The Chesapeake Bay at its deepest is about 174 feet. The rhetoric about cleaning up the bay runs to much more impressive depths. Every politician, of every partisan stripe, has spun the same campaign tale about saving the Chesapeake. For decades, Maryland politicians have been saying all of the right things about cleaning up the bay, yet still here we are, with nothing but speeches.

In an executive order from the spring of 2009, President Obama fell in at the back of an august line of chattering Chesapeake politicos. The executive order cites the many failures of various state policies to make much of a difference in the bay's health as the impetus for the federal government taking a leadership role in restoring this "national treasure."

Now the EPA has begun creating new rules and regulations for storm water management ("EPA's new rules to limit development, farm runoff into the Bay," Jan. 12), a commendable goal to be sure. But out of the public eye, the administration is actively taking steps to undermine its own so-called commitment to the Chesapeake.

In one of Maryland's few remaining rural counties, near the headwaters of Tuckahoe Creek on the Eastern Shore, the Obama administration has decided to convert 2,000 acres of open space into a diplomatic security training facility. At a time when the bay struggles with pollution and the impacts of development, this facility would add to the already immense burden.

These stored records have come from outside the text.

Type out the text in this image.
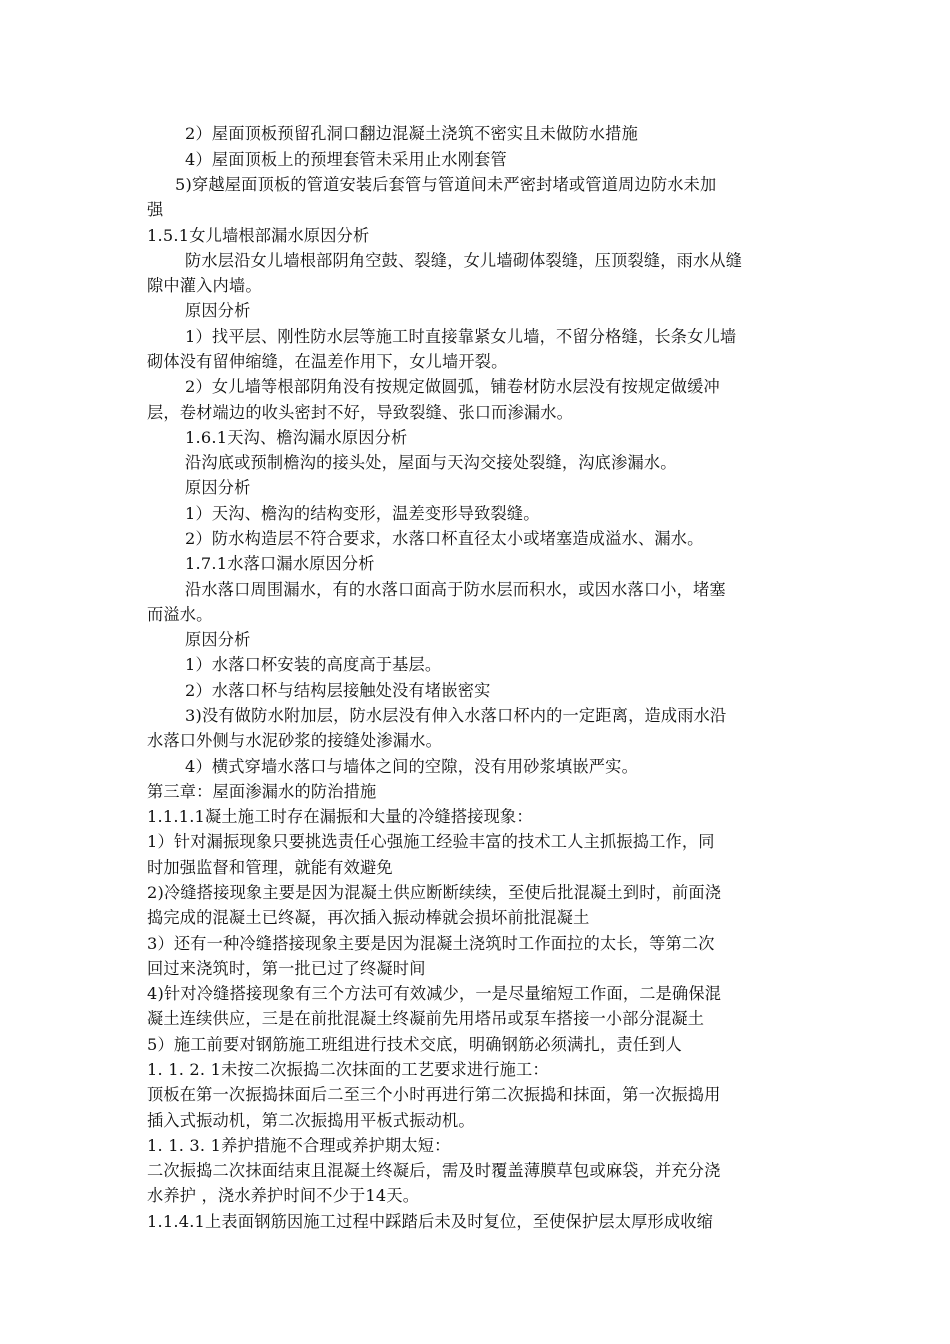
2）屋面顶板预留孔洞口翻边混凝土浇筑不密实且未做防水措施
4）屋面顶板上的预埋套管未采用止水刚套管
5)穿越屋面顶板的管道安装后套管与管道间未严密封堵或管道周边防水未加
强
1.5.1女儿墙根部漏水原因分析
防水层沿女儿墙根部阴角空鼓、裂缝，女儿墙砌体裂缝，压顶裂缝，雨水从缝
隙中灌入内墙。
原因分析
1）找平层、刚性防水层等施工时直接靠紧女儿墙，不留分格缝，长条女儿墙
砌体没有留伸缩缝，在温差作用下，女儿墙开裂。
2）女儿墙等根部阴角没有按规定做圆弧，铺卷材防水层没有按规定做缓冲
层，卷材端边的收头密封不好，导致裂缝、张口而渗漏水。
1.6.1天沟、檐沟漏水原因分析
沿沟底或预制檐沟的接头处，屋面与天沟交接处裂缝，沟底渗漏水。
原因分析
1）天沟、檐沟的结构变形，温差变形导致裂缝。
2）防水构造层不符合要求，水落口杯直径太小或堵塞造成溢水、漏水。
1.7.1水落口漏水原因分析
沿水落口周围漏水，有的水落口面高于防水层而积水，或因水落口小，堵塞
而溢水。
原因分析
1）水落口杯安装的高度高于基层。
2）水落口杯与结构层接触处没有堵嵌密实
3)没有做防水附加层，防水层没有伸入水落口杯内的一定距离，造成雨水沿
水落口外侧与水泥砂浆的接缝处渗漏水。
4）横式穿墙水落口与墙体之间的空隙，没有用砂浆填嵌严实。
第三章：屋面渗漏水的防治措施
1.1.1.1凝土施工时存在漏振和大量的冷缝搭接现象：
1）针对漏振现象只要挑选责任心强施工经验丰富的技术工人主抓振捣工作，同
时加强监督和管理，就能有效避免
2)冷缝搭接现象主要是因为混凝土供应断断续续，至使后批混凝土到时，前面浇
捣完成的混凝土已终凝，再次插入振动棒就会损坏前批混凝土
3）还有一种冷缝搭接现象主要是因为混凝土浇筑时工作面拉的太长，等第二次
回过来浇筑时，第一批已过了终凝时间
4)针对冷缝搭接现象有三个方法可有效减少，一是尽量缩短工作面，二是确保混
凝土连续供应，三是在前批混凝土终凝前先用塔吊或泵车搭接一小部分混凝土
5）施工前要对钢筋施工班组进行技术交底，明确钢筋必须满扎，责任到人
1. 1. 2. 1未按二次振捣二次抹面的工艺要求进行施工：
顶板在第一次振捣抹面后二至三个小时再进行第二次振捣和抹面，第一次振捣用
插入式振动机，第二次振捣用平板式振动机。
1. 1. 3. 1养护措施不合理或养护期太短：
二次振捣二次抹面结束且混凝土终凝后，需及时覆盖薄膜草包或麻袋，并充分浇
水养护 ，浇水养护时间不少于14天。
1.1.4.1上表面钢筋因施工过程中踩踏后未及时复位，至使保护层太厚形成收缩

This development undermines on the one hand what the Obama administration seeks to do on the other. The Chesapeake has always taken a back seat as nearly unfettered growth elbowed even the best intentioned protective measures right out of the way. As we've seen for years, words will not restore the bay. If the Obama administration is sincere about cleaning up the Chesapeake, it might start by holding itself accountable and pull the plug on the Ruthsburg-Centreville training facility.